Mr. Stewart said the Finance 101 component is equally important. Washington Mutual provides its employees the resources to teach financial literacy classes at partner organizations.
“If we can assist people with financial education, they become better-educated consumers, which will be helpful for all financial institutions,” he said. Those who graduate out of the program “may be coming to the financial institution for additional products and services,” he said.
U.S. Bancorp’s Ms. Glover said that the largest hurdles are for the nonprofits that want to be part of an IDA program. “Our biggest challenge is helping the nonprofit getting into this … [realize] that it will take staffing and people to work with the clients,” Ms. Glover said. U.S. Bancorp, which has been most active with partner organizations in Missouri and Nebraska, often provides them with the curriculum that becomes the basis for their financial literacy programs, she said.
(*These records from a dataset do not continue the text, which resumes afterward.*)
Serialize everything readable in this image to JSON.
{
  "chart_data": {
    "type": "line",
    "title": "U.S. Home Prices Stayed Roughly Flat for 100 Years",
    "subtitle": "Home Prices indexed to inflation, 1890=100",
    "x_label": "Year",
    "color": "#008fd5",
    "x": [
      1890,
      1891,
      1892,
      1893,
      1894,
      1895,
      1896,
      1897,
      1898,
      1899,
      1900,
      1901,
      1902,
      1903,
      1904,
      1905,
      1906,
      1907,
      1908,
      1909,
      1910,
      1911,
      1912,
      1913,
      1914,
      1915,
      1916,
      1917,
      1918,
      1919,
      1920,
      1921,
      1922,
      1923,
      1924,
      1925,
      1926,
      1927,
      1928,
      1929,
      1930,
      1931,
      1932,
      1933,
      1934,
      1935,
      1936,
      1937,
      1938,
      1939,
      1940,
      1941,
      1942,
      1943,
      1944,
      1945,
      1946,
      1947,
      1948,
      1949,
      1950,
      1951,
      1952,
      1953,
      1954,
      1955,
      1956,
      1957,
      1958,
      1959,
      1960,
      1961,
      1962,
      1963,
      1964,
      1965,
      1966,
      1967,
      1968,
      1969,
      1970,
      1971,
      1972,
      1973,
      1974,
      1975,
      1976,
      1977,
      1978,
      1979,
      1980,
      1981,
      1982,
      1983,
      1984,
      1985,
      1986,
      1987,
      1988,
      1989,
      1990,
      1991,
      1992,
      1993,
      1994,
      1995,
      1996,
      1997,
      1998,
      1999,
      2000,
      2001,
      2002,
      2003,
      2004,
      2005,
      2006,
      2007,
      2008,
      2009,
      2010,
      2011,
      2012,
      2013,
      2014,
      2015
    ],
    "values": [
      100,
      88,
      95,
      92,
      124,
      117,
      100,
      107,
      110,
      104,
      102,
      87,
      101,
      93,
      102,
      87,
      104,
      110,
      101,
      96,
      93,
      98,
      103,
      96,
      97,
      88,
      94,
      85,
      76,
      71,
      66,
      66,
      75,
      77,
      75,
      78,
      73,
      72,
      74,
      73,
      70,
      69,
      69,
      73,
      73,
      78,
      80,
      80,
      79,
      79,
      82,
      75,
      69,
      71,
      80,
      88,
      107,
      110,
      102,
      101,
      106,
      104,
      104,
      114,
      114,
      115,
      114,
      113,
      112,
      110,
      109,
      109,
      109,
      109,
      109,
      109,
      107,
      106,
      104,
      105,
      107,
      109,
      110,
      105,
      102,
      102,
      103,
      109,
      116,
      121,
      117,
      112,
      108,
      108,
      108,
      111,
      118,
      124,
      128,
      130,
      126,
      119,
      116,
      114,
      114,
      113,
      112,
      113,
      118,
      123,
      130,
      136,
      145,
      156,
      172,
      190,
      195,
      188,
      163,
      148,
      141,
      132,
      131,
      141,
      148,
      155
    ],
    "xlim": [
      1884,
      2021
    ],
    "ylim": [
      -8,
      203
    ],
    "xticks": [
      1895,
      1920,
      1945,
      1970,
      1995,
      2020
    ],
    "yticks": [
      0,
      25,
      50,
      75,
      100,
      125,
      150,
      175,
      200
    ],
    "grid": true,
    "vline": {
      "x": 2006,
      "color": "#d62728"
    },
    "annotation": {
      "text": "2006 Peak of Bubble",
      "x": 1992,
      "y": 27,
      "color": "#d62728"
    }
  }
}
The stronger a bank’s relationship with its partner organizations, she said, the better its ability to create a long-term or cross-sell opportunity with an IDA customer.
Not all banks said their IDA programs were growing. JPMorgan Chase & Co. had one that began in 1999 as a Bank One project to help low- income women in the Chicago area. Forty-one people graduated from the program, said Calmetta Coleman, a spokeswoman for the New York banking company. It provided matching funds for each participant of up to $2,000, she said.
“They could use the money for what they wanted, but usually it was a long-term asset goal - for retirement, for a business, education, or a home,” Ms. Coleman said. Along the way, JPMorgan also offered credit and debt counseling through its nonprofit partners, she said. Lately the company has not received many requests for IDA programs, she said.
Banks whose IDA programs have grown, however, are committed to them. Citigroup’s Ms. Tower said, “While we knew this before, we have helped regulators and the government realize that low-income people can and do save.”
Wamu’s Mr. Stewart said an IDA program “gives us access to people who need banking products, and it is a method for increasing [customer] households. If we get them in and provide them good products and services, hopefully we develop a lifetime customer.”
Mr. Quittner, an American Banker reporter from 1995 to 1997, is a freelance writer in New York.